Around the beginning 0f 2012 it was clear that a lot of recovery from the crisis had taken place. The economy, investor psychology and the price of credit investments had recovered, and pro risk behavior had started to return to the markets. Because of that, our mantra at Oaktree Capital for the last few years has been: «move forward, but with caution». Although a lot has changed since then I think it’s still appropriate to keep the same mantra. Today, things are not cheap anymore. Rather I would describe the price of most assets as being on the high side of fair. We’re not in the low of the crisis like five years ago. But similarly, I don’t think we’re in a bubble.

This week, the S&P 500 printed a new intraday all-time high. What indicators are you looking at to feel the pulse of the market?
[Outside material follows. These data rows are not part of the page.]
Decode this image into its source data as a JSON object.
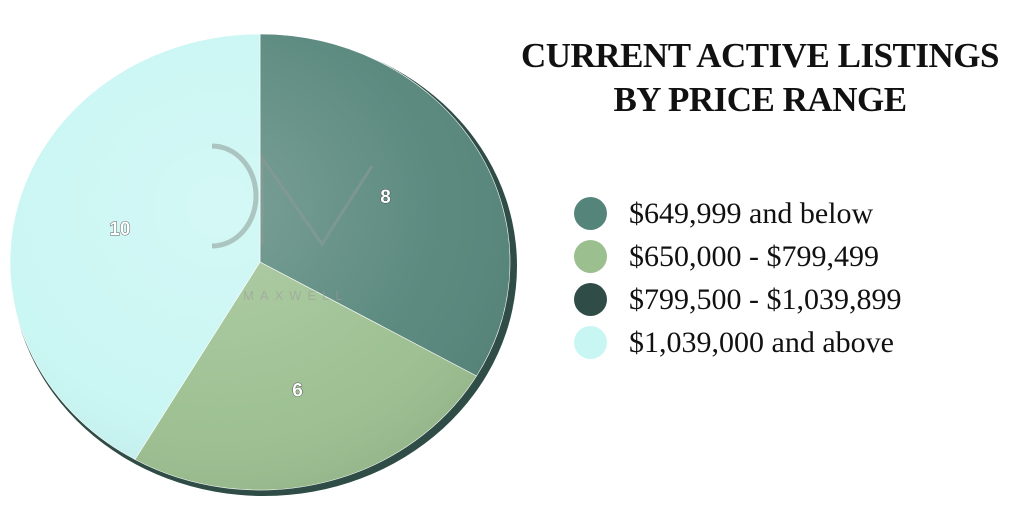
{
  "chart_data": {
    "type": "pie",
    "title": [
      "CURRENT ACTIVE LISTINGS",
      "BY PRICE RANGE"
    ],
    "categories": [
      "$649,999 and below",
      "$650,000 - $799,499",
      "$799,500 - $1,039,899",
      "$1,039,000 and above"
    ],
    "values": [
      8,
      6,
      0,
      10
    ],
    "data_labels": [
      "8",
      "6",
      "",
      "10"
    ],
    "colors": [
      "#55857a",
      "#9bbf8f",
      "#2f4d46",
      "#c8f6f3"
    ],
    "legend": "right",
    "start_angle_deg": 0,
    "direction": "clockwise",
    "style": "3d-tilted"
  },
  "watermark": {
    "mark": "DM",
    "text": "MAXWELL"
  }
}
The easy thing to look at is the P/E ratio on the S&P 500. The post war norm is about 16 and the lowest point I’ve ever seen was in the late seventies when it got down to 7. At the beginning of 2012 it was around 11 which was very cheap too. During the financial crisis stock prices went down and then they came back up somewhat. At the same time, company profits moved ahead sharply, which reduced the ratio of price to earnings. So equities were extremely cheap, as I wrote in March 2012 in one of my memos called «Déjà Vu All Over Again». But we’re not there anymore.

So where do we stand now?
Let’s think about a pendulum: It swings from too rich to too cheap, but it never swings halfway and stops. And it never swings halfway and goes back to where it came from. As stocks do better, more people jump on board. From 1960 to the late nineties everybody thought that owning stocks was the way to get rich with no risk. Stocks, which had always gone up 10% a year on average, went up 20% on average in the nineties. Then, from 2000 to 2012 with the burst of the dot-com bubble and later the financial crisis, people fell out of love with stocks, causing them to get too cheap. Now people are in the process of falling in love again. And every year that stocks do well wins a few more converts until eventually the last person jumps on board. And that’s the top of the upswing. But I don’t think that craze is back now. That’s a reason for optimism, because that means more affection can develop.